If it be multiplied by multiples of 3, beyond 27, this peculiarity is continued, except that the extreme figures taken together represent the multiple of 3 that is used as a multiplier. Thus—

• 37 × 30 = 1110, extreme figures, 10
• 37 × 33 = 1221  "  "  11
• 37 × 36 = 1332  "  "  12

The number 73 (which is 37 inverted) multiplied by each of the numbers of arithmetical progression 3, 6, 9, 12, 15, etc., produces products terminating (unit’s place) by one of the ten different figures, 1, 2, 3, 4, 5, 6, 7, 8, 9, 0. These figures will be found in the reverse order to that of the progression, 73 × 3 produces 9, by 6 produces 8, and 9 produces 7, and so on.

Another number which falls under some mysterious law of series is 142,857, which, multiplied by 1, 2, 3, 4, 5, or 6 gives the same figures in the same order, beginning differently; but if multiplied by 7, gives all 9’s.

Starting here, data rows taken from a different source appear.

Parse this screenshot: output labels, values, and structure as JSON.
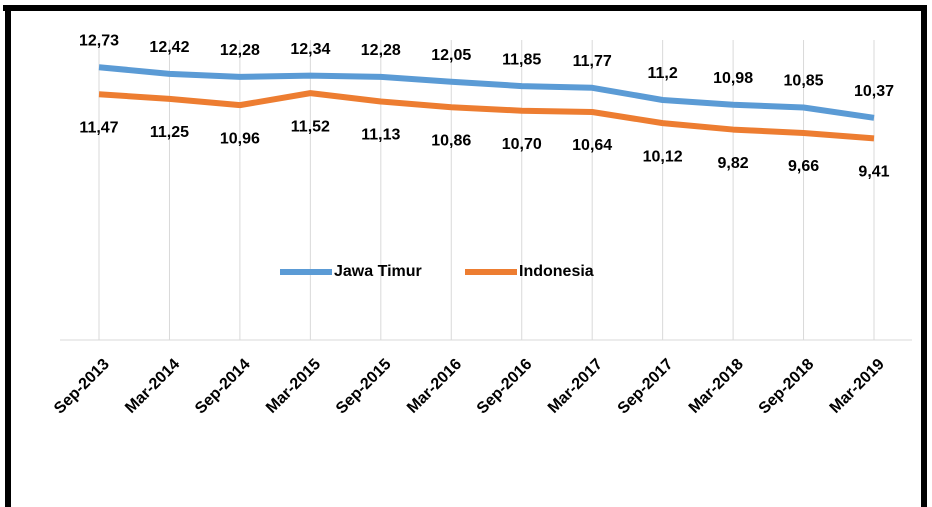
{
  "chart_data": {
    "type": "line",
    "categories": [
      "Sep-2013",
      "Mar-2014",
      "Sep-2014",
      "Mar-2015",
      "Sep-2015",
      "Mar-2016",
      "Sep-2016",
      "Mar-2017",
      "Sep-2017",
      "Mar-2018",
      "Sep-2018",
      "Mar-2019"
    ],
    "series": [
      {
        "name": "Jawa Timur",
        "color": "#5b9bd5",
        "values": [
          12.73,
          12.42,
          12.28,
          12.34,
          12.28,
          12.05,
          11.85,
          11.77,
          11.2,
          10.98,
          10.85,
          10.37
        ],
        "value_labels": [
          "12,73",
          "12,42",
          "12,28",
          "12,34",
          "12,28",
          "12,05",
          "11,85",
          "11,77",
          "11,2",
          "10,98",
          "10,85",
          "10,37"
        ]
      },
      {
        "name": "Indonesia",
        "color": "#ed7d31",
        "values": [
          11.47,
          11.25,
          10.96,
          11.52,
          11.13,
          10.86,
          10.7,
          10.64,
          10.12,
          9.82,
          9.66,
          9.41
        ],
        "value_labels": [
          "11,47",
          "11,25",
          "10,96",
          "11,52",
          "11,13",
          "10,86",
          "10,70",
          "10,64",
          "10,12",
          "9,82",
          "9,66",
          "9,41"
        ]
      }
    ],
    "ylim": [
      0,
      14
    ],
    "grid": true,
    "legend": "center"
  }
}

Multiplied by 8, it gives 1,142,856, the first figure added to the last makes the original number—142,857.

The vulgar fraction ¹⁄₇ = ·142,857.

The following number, 526315789473684210, if multiplied as above, will, in the product, present the same peculiarities, as also will the number 3448275862068965517241379310.

Taking the same multiplicand and multiplying by 27 (half 54) the product is 26,666,666,667, all 6’s except the extremes, which read the original multiplier (27). If 72 be used as a multiplier, a similar series of progression is produced.